The Lost showrunner turned franchise killer has a habit of overcomplicating his various projects to the point that even the most open-minded or easily-pleased viewer ceases to care about whatever’s transpiring onscreen. JJ Abram’s built up a lot of goodwill with his reboot of the Star Trek franchise, while Ridley Scott’s return to the Alien series was met with almost unanimous excitement, and yet both Star Trek Into Darkness and Prometheus were ultimately undermined by Lindelof’s convoluted plots, calculated misdirections and iconoclastic whims. While his blatant disregard for established canon was always going to be less of an issue in a stand-alone movie, particularly one based on a theme-park attraction, he still manages to compromise the inane, nonsensical third act. It’s like watching the Pirates of the Caribbean trilogy — Disneyland’s other big screen adaptation — in miniature: what starts out as innocent fun eventually becomes tediously serious.

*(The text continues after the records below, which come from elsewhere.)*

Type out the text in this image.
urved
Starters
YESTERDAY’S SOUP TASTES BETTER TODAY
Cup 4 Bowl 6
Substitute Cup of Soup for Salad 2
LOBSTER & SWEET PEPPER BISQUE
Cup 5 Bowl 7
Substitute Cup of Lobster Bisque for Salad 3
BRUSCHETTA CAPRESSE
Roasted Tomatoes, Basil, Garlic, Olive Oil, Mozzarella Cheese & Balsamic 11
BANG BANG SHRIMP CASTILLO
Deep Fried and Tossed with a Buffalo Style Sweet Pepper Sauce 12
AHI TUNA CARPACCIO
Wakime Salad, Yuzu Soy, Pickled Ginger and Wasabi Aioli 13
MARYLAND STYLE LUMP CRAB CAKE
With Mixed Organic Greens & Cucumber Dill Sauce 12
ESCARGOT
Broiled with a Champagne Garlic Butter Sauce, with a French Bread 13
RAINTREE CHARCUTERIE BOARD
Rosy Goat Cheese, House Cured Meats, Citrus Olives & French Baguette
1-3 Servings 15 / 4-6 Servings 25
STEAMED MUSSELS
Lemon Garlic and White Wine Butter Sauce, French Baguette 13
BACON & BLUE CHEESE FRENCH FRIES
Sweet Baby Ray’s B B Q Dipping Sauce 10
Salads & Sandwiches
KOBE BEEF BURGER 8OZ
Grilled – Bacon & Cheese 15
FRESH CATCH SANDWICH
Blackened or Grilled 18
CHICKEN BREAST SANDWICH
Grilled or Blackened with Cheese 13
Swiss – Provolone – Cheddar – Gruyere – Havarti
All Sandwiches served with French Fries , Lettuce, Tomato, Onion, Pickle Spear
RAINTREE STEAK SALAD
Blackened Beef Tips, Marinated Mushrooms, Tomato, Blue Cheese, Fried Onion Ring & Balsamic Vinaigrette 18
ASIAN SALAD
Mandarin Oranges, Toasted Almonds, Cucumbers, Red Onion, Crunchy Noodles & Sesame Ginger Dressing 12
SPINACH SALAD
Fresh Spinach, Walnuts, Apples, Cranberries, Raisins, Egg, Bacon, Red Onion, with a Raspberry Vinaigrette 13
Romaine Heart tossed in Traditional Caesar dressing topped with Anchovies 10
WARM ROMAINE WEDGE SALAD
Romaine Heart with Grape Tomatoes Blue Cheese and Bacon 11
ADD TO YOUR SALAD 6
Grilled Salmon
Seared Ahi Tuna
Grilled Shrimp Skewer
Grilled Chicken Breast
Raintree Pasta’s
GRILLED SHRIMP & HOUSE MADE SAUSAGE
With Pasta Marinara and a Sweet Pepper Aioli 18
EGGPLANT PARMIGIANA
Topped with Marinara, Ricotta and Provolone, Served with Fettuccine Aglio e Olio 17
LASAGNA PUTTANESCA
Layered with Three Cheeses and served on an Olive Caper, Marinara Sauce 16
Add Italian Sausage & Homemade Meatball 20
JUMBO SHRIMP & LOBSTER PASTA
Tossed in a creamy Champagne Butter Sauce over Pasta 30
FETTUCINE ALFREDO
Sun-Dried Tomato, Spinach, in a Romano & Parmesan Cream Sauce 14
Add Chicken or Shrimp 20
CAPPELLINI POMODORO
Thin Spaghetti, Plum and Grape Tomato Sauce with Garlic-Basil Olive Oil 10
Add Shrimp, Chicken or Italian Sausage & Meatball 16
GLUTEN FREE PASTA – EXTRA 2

Tomorrowland has other issues, too; not least its stilted and undramatic editing. The film opens with Frank Walker and (a bafflingly out of shot) Casey Newton mid-pickle, initially upending an audience expecting Robertson to take centre stage and immediate robbing the film’s entire first act of any interest whatsoever. Rather then race straight into the story — an already pretty insipid yarn about a girl who finds a badge — the film stalls on the starting line and never really recovers. It’s a shame, because for all its faults Tomorrowland isn’t without the odd point of interest. The performances are entertaining, if a little exaggerated; the effects are impressive, especially with regards to a gravity-defying swimming pool; and there are a couple of decent laughs to be had along the way, not least when a pair of robots-in-disguise collectors attack Casey with Star Wars memorabilia, to the tune of Ben Burtt’s iconic sound effects. Even the cynics — seeing Disney’s attempts for cross-promotion for what they are — will struggle not to at least smile.

Unfortunately, the occasional ceded smirk is not enough to support an entire movie, especially one selling itself as fun for all the family. For a film so expressly, relentlessly, unambiguously optimistic, Tomorrowland is incredibly uninspiring.